The Nature Conservancy is adding its voice to send a message that Earth Day and celebrating science go hand-in-hand. It was science that first alerted communities and governments to the growing threats to our environment which, in turn, sparked the first Earth Day.
There are 600 scientists who work with The Nature Conservancy around the world. As a global organization, we’re identifying and seeking solutions to some of greatest challenges we face today. Here in Wyoming, that means seeking ways to adapt to the impacts that climate change is having on our state’s supply of clean, cold water; conserving Wyoming’s vast open spaces and helping to protect our world-class wildlife. Our mission is to protect the lands and waters on which all life depends. And science is always the foundation guiding us to where and how we work.
“Science is central to how we fulfill our conservation work in our organization and is key to our ability to achieve the tangible and lasting results that we are known for”, said Milward Simpson, State Director for The Nature Conservancy in Wyoming. “As we continue to learn about how incredibly complex the world’s conservation problems are, science will only become more important and it’s crucial that we give science the value and the place in our lives that it needs to have so it can continue to serve all of us and help us continue to advance and develop and make the world a better place.”
“We have incredibly dedicated and hard-working biologists working in our state to understand the needs of nature,” says Holly Copeland, Conservation Scientist for The Nature Conservancy in Wyoming. “It’s truly a win-win for nature and people in Wyoming. Our collaborative work with university and other scientists provides critical data for decision-making to help ensure we protect both our environment and our state's economy.”
In Wyoming, there are going to be at least five science marches including Cody, Jackson, Old Faithful, Laramie, and Pinedale.

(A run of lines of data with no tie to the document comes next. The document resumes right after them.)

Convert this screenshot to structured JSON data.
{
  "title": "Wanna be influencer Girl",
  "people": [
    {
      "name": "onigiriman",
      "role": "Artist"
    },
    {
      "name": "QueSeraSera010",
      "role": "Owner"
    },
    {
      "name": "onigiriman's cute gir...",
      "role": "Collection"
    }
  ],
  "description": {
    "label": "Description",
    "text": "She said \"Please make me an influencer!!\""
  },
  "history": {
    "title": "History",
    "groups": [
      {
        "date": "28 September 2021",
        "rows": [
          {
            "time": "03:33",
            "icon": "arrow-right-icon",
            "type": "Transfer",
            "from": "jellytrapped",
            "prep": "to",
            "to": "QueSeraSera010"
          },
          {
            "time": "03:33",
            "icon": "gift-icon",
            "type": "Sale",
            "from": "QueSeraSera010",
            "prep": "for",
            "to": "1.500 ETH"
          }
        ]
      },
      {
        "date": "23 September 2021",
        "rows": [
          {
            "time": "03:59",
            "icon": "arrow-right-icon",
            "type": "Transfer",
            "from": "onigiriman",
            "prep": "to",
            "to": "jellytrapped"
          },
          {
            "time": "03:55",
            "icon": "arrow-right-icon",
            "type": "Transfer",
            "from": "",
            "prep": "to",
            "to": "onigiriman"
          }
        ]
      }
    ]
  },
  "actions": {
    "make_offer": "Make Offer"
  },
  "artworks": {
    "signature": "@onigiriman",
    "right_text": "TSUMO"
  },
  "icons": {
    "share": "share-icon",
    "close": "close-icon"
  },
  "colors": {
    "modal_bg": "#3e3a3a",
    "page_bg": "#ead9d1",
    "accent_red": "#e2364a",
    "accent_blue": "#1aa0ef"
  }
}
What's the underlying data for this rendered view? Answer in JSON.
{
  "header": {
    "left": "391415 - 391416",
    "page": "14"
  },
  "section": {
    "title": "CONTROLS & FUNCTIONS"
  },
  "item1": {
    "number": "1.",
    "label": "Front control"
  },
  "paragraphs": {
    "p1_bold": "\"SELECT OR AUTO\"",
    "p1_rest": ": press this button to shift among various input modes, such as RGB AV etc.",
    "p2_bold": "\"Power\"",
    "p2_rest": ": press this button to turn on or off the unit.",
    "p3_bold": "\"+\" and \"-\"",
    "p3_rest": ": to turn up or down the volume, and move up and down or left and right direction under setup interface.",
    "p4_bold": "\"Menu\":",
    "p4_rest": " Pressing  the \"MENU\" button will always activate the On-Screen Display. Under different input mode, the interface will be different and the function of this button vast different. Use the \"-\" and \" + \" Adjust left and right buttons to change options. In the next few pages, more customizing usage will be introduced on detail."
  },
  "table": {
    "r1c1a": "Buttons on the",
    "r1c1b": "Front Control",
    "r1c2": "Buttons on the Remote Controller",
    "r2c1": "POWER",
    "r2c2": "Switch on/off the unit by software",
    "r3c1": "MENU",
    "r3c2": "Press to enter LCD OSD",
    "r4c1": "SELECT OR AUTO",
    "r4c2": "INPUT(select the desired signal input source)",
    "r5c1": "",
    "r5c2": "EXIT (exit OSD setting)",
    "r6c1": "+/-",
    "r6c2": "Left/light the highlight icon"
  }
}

For details on these and other marches around the world, check out MarchForScience.com
In addition to co-sponsoring events in Washington, DC, The Nature Conservancy is part of the March for Science Collective, a group of science-based organizations that is supporting more than 400 “satellite” marches across globe.
The Nature Conservancy is a global conservation organization dedicated to conserving the lands and waters on which all life depends. Guided by science, we create innovative, on-the-ground solutions to our world's toughest challenges so that nature and people can thrive together. We are tackling climate change, conserving lands, waters and oceans at unprecedented scale, and helping make cities more sustainable. Working in more than 65 countries, we use a collaborative approach that engages local communities, governments, the private sector, and other partners. To learn more, visit www.nature.org or follow @nature_press on Twitter.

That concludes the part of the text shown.